Synology's DS716+ NAS Quick Review: A Super-Powered Home Storage Server

As popular as streaming video and TV is in 2016, there are still plenty of people out there that want to buy DVDs or Blu-rays, rip them to a local storage device, and watch them whenever they like. To do that, you need somewhere to store all those high-resolution files -- like a NAS. Then you want to stream them to your TV, your PS4, your smartphone -- and for that you need processing power. And the Synology DS716+ is just about the most powerful 2-bay NAS you can buy.

It's straightforward, but not exactly quick, to set up. Configuring a Synology NAS is a game of two halves. With the quick-install drive bays, putting a couple of 3.5-inch or 2.5-inch hard drives in the DS716+ is the work of a couple of minutes at most. Similarly, hardware setup is simple -- one power brick, and one or two Ethernet 1Gbps network connections depending on how hardcore your home network is. (There's no Wi-Fi.) But then you have to download the Synology DiskStation Manager hardware from the company's website, find the NAS on your network with Synology Assistant, and go through the initial software setup process of initialising and cleaning your hard drives and creating a storage array -- this takes a while.

Synology's DiskStation software is still the best in the game. DiskStation Manager is a web-based GUI for you to manage every aspect of the DS716+'s performance, everything from the time the hard drives take to hit sleep mode after access to installing Synology-made apps for DLNA media streaming, Plex server access, or controls for your IP-connected security camera. It runs smoothly in your web browser, and there are also a bunch of different apps for smartphone and tablet that make it easy to push through small changes to settings when you're away from your PC. Here's a live demo of how it works. It's overkill for home use, but businesses would be very happy with its versatility.

The DS716+ is basically a miniature PC inside, with the power of 4K. This particular Synology NAS -- part of the business-friendly, more powerful + series, runs a newest-generation Intel Celeron quad-core CPU, with a 1.6GHz base clock and 2.08GHz burst mode as well as 2GB of RAM. The DS716+ can support up to 218MBps read and 141MBps write transfer rates, more than enough considering that's roughly what you'd want at maximum from two traditional 3.5-inch 7200rpm hard drives in RAID 0. The DS716+, too, has the power to transcode your saved 4K video files on the fly to 1080p, when you're streaming them over DLNA.

It's made for long-term media storage, and it's easy to connect external devices.

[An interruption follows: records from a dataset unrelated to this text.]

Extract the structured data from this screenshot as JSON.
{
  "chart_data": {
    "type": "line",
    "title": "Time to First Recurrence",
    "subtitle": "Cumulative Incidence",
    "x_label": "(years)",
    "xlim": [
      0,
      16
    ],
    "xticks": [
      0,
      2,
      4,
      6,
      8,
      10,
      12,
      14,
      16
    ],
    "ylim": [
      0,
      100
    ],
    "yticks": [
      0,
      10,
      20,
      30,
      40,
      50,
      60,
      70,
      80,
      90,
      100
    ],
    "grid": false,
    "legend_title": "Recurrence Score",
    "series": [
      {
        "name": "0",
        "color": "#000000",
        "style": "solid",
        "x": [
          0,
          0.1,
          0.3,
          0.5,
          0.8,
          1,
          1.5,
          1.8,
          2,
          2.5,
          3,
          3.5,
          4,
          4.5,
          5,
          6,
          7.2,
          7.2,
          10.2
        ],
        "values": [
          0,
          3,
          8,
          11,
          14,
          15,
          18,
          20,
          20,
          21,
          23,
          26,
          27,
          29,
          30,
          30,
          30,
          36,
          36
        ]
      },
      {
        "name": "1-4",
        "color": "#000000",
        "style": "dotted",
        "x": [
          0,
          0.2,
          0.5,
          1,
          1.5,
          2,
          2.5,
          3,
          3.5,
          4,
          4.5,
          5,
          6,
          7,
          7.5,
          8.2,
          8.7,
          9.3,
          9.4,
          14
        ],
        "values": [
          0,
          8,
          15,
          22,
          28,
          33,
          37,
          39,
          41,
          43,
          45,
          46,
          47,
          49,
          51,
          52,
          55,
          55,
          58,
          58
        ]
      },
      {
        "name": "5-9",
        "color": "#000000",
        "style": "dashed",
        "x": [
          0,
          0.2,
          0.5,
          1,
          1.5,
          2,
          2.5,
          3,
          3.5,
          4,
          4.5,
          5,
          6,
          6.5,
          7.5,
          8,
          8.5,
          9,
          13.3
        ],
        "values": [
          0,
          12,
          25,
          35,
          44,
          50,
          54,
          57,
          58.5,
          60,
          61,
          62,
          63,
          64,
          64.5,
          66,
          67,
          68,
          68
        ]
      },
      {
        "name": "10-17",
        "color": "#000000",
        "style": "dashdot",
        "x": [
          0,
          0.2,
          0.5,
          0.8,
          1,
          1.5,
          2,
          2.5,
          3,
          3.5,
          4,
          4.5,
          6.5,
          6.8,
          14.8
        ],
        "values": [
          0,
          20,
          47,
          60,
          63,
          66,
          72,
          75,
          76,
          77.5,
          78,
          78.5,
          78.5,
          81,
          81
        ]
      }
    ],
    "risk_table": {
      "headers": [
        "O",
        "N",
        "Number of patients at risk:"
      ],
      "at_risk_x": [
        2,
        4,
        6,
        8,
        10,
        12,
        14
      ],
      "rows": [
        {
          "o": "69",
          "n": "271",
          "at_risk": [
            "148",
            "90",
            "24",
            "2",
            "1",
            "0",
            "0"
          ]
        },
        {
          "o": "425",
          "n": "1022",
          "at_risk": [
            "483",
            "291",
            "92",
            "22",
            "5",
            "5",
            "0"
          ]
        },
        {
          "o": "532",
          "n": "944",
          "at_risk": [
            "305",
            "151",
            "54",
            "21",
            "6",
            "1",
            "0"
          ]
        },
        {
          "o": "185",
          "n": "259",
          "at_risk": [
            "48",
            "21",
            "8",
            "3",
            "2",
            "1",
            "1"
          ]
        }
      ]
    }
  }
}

Three USB 3.0 ports make short work of transferring those multi-gigabyte file backups and home movies from your portable external storage. One is at the front, and it'll get by far the most usage -- which makes sense, because there's a user-customisable Copy button on the fascia that will automatically ingest whatever files are on your USB drive to a predetermined NAS folder. On the back, the two other USB 3.0 ports and an extra eSATA port are a good network alternative for long-term irregular system backups.

It's expensive, but you get what you pay for. Without drives, you'll pay around $650 for a Synology DS716+ in Australia. Add two high-capacity 4TB or 6TB drives -- whether you run them in safe RAID 1 or fast RAID 0 is entirely up to you -- and you're looking at closer to a thousand dollars. If you don't have a home desktop PC that you could install and use those drives in, though, it's a pretty affordable and entirely reasonable alternative to a custom-built storage setup, especially considering its ridiculously diverse feature-set.